Dubinsky noted that the final models could end up showing that there’s either a lot more or a lot less risk related to inland flooding than market participants have realized. If the models instead arrive at similar results to insurers’ current analysis, the quantification should make the market more efficient and coverage more affordable and available to organizations seeking insurance.

“If an insurance company has a [flood] sublimit now of 25% of its overall limit, that sublimit could grow and the insurer will be able to get more coverage, and that’s got to be a good thing for insurers and potentially for policyholders,” he said. 

Insurers providing policies to homeowners for hurricane related damages have found enormous success in reinsuring this risk via the cat bond market. Florida’s Citizens Property Insurance, for example, recently issued a record $1.5 billion in bonds through its Everglades Re special purpose vehicle, and the single-B rated bonds priced for a 7.5% coupon. 

That success may not readily transfer to inland-flood risk, at least right away. The Biggert-Waters Reform Act of 2012 established a schedule for allowing premiums on flood policies to increase and more closely reflect their actual risk, in part to incentivize private insurers to take on part of that risk. Concerns about the impact on homeowners in a still-weak economy, however, prompted Congress to pass the Homeowner Flood Insurance Affordability Act in March, delaying many of the first law’s provisions.

“Given the ridiculous punting by our federal government on the new flood rate regime, a lot of the anticipated private-market demand is now unlikely to materialize,” said the principal at one of the largest cat-bond funds.

Dubinsky said the law doesn’t eliminate the potential for insurers and catastrophic-risk investors to take on some of this risk, but it likely slows the process.
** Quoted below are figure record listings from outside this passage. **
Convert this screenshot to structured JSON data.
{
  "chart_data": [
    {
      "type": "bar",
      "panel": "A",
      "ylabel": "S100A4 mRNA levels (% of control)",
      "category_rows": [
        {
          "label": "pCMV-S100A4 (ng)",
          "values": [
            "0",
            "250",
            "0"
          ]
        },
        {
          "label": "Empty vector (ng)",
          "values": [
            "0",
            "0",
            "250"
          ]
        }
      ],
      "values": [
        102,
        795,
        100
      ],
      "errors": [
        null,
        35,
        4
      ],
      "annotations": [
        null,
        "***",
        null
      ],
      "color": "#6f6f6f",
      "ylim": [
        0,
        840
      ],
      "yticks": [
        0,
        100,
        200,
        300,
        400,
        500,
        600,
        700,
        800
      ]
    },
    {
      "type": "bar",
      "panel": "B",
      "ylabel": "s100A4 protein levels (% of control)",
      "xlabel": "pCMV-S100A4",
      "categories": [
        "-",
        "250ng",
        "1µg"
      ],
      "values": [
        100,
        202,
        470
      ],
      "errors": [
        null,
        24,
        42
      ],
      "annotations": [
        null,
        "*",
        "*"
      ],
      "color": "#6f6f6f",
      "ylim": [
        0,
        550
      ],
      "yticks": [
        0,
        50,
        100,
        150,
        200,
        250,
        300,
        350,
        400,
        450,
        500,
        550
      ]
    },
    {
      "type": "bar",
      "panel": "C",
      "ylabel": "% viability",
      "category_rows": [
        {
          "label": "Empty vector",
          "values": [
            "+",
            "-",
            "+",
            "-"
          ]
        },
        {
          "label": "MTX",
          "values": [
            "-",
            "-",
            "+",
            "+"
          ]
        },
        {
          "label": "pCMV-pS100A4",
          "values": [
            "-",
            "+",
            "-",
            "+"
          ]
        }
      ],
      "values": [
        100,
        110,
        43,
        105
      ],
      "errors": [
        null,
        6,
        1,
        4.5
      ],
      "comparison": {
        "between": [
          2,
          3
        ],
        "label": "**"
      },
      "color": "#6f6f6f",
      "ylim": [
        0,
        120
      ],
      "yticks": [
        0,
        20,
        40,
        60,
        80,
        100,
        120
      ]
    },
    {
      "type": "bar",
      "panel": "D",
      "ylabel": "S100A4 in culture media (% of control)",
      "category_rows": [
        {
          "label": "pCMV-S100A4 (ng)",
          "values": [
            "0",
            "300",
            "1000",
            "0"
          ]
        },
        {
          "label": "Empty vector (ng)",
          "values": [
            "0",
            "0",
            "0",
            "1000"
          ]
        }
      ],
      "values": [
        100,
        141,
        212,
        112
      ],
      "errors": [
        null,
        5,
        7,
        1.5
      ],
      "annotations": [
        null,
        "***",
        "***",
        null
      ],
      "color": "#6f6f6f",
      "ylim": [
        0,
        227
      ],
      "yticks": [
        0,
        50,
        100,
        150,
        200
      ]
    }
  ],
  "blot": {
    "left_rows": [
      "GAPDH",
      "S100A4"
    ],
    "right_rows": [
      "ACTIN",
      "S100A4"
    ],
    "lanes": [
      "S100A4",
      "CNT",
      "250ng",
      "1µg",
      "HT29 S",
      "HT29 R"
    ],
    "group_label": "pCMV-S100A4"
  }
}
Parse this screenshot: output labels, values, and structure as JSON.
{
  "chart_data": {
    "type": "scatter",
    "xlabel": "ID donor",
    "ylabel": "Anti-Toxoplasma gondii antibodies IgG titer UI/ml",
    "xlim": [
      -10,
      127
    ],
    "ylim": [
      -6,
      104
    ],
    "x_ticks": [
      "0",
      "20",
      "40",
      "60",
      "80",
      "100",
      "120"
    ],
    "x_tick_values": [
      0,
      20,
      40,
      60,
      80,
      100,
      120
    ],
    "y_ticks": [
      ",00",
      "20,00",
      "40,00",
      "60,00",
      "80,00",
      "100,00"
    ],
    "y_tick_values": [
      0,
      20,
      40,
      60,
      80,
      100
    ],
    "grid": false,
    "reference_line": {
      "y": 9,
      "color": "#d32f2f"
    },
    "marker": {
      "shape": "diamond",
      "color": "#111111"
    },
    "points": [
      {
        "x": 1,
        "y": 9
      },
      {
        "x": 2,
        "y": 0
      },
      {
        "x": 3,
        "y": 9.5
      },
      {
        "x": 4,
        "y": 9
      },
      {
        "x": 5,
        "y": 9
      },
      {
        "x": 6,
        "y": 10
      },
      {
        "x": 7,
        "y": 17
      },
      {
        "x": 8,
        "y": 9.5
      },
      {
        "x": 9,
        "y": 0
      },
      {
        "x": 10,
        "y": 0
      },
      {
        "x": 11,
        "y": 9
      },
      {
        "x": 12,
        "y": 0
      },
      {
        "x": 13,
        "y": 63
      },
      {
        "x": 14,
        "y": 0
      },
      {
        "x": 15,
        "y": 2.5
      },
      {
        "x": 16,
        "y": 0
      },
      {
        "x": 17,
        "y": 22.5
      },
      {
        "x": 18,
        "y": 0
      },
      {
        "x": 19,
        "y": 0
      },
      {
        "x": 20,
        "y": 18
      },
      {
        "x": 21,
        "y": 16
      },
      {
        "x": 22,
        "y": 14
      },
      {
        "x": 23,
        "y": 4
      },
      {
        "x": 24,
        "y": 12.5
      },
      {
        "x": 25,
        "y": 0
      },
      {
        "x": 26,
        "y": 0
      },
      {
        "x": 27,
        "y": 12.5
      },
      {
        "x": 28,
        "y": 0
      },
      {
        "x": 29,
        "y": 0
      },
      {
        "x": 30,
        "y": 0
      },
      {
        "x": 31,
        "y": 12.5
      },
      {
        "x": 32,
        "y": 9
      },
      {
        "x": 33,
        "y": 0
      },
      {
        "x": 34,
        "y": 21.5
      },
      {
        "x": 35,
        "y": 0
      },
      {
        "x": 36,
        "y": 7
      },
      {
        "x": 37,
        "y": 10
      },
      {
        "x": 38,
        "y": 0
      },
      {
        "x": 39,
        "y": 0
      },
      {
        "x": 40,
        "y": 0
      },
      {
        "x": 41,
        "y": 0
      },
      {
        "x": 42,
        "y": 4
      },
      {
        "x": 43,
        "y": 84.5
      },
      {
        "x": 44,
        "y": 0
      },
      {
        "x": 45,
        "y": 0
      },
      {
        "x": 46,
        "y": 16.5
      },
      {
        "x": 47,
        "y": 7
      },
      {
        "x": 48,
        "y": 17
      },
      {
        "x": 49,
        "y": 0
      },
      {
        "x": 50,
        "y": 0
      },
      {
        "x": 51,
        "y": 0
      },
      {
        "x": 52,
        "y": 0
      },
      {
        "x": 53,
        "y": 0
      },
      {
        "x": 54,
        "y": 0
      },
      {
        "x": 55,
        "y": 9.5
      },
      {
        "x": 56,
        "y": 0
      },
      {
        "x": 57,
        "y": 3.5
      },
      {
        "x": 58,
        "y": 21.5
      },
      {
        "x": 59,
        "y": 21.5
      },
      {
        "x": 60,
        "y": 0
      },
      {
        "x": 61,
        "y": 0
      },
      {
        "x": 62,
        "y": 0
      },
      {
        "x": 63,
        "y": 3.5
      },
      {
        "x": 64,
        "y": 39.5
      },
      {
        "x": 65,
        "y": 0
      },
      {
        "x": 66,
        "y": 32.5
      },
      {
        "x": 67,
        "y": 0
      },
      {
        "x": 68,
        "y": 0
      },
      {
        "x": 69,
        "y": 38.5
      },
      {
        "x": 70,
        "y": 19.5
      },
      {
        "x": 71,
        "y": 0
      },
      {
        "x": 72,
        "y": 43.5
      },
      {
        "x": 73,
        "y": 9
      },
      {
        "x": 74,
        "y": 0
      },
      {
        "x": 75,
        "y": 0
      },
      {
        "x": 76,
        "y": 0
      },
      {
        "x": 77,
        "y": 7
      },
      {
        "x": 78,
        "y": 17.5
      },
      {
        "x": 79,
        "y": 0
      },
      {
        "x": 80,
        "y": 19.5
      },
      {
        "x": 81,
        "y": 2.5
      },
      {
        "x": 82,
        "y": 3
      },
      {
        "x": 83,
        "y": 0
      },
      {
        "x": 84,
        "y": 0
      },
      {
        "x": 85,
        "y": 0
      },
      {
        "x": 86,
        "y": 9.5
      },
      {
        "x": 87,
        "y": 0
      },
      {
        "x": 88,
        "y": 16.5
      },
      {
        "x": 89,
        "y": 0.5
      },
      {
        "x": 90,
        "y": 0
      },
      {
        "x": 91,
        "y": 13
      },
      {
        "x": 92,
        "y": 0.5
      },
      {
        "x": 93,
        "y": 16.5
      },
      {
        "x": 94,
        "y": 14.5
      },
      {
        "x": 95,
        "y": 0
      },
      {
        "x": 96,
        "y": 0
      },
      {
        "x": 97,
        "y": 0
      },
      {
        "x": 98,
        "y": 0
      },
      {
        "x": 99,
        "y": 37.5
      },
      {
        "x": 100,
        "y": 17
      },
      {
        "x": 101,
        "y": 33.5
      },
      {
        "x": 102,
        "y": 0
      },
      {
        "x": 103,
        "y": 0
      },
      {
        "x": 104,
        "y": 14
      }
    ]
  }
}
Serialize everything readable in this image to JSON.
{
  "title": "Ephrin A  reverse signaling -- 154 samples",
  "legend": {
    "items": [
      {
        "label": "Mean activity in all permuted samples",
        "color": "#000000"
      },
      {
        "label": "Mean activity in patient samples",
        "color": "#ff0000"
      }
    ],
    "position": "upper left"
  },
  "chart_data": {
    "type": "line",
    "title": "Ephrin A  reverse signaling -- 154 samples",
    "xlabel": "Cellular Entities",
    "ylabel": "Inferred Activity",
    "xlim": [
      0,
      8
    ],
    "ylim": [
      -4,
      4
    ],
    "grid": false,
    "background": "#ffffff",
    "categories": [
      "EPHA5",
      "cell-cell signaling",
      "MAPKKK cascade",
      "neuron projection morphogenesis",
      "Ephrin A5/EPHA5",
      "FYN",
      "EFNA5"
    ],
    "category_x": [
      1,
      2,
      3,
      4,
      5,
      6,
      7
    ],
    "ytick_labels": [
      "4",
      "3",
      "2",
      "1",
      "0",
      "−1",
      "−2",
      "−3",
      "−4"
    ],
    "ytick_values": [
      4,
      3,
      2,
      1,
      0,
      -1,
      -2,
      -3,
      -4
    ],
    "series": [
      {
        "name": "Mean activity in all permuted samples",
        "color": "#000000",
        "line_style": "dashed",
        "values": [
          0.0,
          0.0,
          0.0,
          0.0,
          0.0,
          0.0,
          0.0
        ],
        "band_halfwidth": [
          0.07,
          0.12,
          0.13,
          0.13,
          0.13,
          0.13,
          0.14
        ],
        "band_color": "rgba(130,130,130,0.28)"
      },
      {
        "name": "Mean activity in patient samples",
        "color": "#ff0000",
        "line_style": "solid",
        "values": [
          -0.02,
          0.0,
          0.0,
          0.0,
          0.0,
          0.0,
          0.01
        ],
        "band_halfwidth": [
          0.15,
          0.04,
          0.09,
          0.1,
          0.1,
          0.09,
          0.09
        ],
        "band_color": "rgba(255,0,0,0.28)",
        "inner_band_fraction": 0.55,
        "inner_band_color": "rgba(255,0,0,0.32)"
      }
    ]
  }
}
He added that the NFIP, tasked with finding ways to transfer more risk to the private market, may come up with other solutions to access reinsurance and capital markets capacity for its own exposures.

Guin said the team developing AIR Worldwide’s the inland-flood model comprises meteorologists, hydrologists, and a variety of other experts who have mapped 1.4 million miles of river networks and created a digital terrain model for the country to determine how water would flow in a flood event. The model also incorporated variables such as ground saturation, which can turn even relatively minor rain storms into flood events; and accumulations of snow in the upper Midwest, for example, that can impact states thousands of miles down the Mississippi River months later. 

The calculations must be precise, not only to gauge where water is likely to flow but to estimate damage. Guin noted that if the wind speed used in a hurricane model is a few miles an hour less than the hurricane’s actual wind speed, the estimated damage will resemble the actual damage. No so for flood damage, since whether water reaches the property or not makes all the difference from a loss perspective. 

“Whether one foot or three feet of water gets into the house, that causes very substantial damage,” Guin said.

Late last year EQECAT was acquired by Corelogic, which has a longstanding hazard-based inland flood model that estimates flood levels and attaches a risk score to specific properties. The new model, incorporating EQECAT’s probabilistic methodology, will enable determining the probability of flooding over multiple properties and quantify an average annual loss. 

Following Hurricane Sandy, “There was the realization that the risk could be a lot larger than anticipated, and if insurers wanted to be more aggressive offering these types of flood policies, they needed to establish management controls, and that’s what the catastrophe model supports,” Larsen said. “If this peril takes the path of others, first a credible model will establish reasonable prices, then the likely progression will be toward ILS such collateralized reinsurance and Rule 144A cat bonds.”